From a legal and tax-preparer standpoint:
- Any amount of income can be taxable under federal law
- Even $1 of income is technically taxable
- However, filing requirements and tax liability depend on thresholds set by the IRS
Key Distinction: Taxable Event vs. Filing Requirement
- Taxable Event:
Occurs immediately when income is earned or a gain is realized (no minimum threshold)
- Filing Requirement (2024–2025 general guidance):
You typically must file a tax return if your income exceeds:
- ~$13,850 (Single, under 65)
- ~$27,700 (Married Filing Jointly, under 65)
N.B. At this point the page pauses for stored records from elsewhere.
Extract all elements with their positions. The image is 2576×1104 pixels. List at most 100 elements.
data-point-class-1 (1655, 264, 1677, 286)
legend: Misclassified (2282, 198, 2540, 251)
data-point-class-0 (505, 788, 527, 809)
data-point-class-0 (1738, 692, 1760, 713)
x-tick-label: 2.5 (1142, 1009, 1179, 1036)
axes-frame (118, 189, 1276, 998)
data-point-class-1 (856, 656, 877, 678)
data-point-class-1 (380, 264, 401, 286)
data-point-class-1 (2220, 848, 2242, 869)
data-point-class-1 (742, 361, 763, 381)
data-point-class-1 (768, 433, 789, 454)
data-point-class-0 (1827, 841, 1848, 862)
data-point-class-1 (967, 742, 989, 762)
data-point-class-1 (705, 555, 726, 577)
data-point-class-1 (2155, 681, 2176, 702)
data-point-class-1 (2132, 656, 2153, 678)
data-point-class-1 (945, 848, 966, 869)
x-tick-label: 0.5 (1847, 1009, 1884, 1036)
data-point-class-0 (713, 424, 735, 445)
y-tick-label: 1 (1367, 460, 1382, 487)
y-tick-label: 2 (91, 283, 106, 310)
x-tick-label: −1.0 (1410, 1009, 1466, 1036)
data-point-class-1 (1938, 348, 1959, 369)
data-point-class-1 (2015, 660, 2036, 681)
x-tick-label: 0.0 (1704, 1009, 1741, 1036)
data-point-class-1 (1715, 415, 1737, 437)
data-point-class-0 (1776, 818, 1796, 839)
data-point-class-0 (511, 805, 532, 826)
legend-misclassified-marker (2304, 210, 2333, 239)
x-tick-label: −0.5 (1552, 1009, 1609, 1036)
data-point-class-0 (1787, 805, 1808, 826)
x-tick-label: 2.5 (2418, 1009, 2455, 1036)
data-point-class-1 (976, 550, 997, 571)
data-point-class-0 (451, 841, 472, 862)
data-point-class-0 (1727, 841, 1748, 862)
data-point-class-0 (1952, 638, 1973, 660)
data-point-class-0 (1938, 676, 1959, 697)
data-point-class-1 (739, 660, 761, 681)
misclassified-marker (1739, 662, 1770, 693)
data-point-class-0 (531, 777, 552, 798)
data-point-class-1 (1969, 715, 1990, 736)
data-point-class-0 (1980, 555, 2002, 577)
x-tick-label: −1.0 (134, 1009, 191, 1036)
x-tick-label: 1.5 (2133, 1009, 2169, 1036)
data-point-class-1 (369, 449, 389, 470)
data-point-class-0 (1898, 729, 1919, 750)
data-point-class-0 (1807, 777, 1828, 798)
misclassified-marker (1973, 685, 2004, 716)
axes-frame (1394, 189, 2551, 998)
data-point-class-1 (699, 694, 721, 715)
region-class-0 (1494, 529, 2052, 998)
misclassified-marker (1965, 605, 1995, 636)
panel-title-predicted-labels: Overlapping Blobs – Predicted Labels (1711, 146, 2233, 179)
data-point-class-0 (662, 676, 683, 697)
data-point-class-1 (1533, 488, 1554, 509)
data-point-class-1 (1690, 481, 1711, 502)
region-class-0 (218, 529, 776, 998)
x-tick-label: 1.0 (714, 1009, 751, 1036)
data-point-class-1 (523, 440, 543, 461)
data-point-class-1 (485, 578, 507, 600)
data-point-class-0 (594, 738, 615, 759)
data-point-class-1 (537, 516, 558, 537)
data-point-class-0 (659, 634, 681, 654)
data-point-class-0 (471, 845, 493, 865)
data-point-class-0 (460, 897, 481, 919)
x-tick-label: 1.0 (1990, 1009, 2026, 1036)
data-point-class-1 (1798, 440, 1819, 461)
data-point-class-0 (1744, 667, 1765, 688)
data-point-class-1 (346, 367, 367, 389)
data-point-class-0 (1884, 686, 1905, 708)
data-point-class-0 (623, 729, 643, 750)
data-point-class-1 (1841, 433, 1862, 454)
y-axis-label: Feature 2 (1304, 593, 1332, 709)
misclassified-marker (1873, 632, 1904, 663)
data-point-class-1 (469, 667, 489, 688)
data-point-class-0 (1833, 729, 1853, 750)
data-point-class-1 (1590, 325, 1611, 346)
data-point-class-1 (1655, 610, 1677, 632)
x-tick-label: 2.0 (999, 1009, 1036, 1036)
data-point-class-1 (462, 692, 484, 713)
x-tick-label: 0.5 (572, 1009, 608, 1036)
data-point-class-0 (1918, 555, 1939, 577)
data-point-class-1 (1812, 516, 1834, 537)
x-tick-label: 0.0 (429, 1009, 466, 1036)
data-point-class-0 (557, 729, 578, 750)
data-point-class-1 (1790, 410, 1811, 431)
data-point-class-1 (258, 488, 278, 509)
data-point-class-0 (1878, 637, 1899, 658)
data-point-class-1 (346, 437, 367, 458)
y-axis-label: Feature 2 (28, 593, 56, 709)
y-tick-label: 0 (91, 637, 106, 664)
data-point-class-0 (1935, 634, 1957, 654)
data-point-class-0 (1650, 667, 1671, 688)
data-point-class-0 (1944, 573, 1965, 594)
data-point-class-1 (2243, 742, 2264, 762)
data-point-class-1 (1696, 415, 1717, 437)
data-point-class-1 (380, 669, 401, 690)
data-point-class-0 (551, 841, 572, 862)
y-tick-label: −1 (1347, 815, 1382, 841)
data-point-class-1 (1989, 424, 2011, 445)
- Self-Employment Rule (Important):
If you earn $400 or more in net self-employment income, you must file and pay self-employment tax, even if your total income is below standard thresholds
Examples for Clarity:
- You earn $50 from freelance work → Taxable event occurred
- You sell stock for a $200 profit → Taxable event occurred
- You earn $10,000 total income → May not owe tax, but still taxable income
- You earn $500 from a side hustle → Filing required due to self-employment rules
Bottom Line (Client-Friendly):
There is no minimum income required to create a taxable event—it happens the moment income is earned or a gain is realized. The real question is not if it’s taxable, but whether you are required to file and how much tax you owe based on your total financial situation.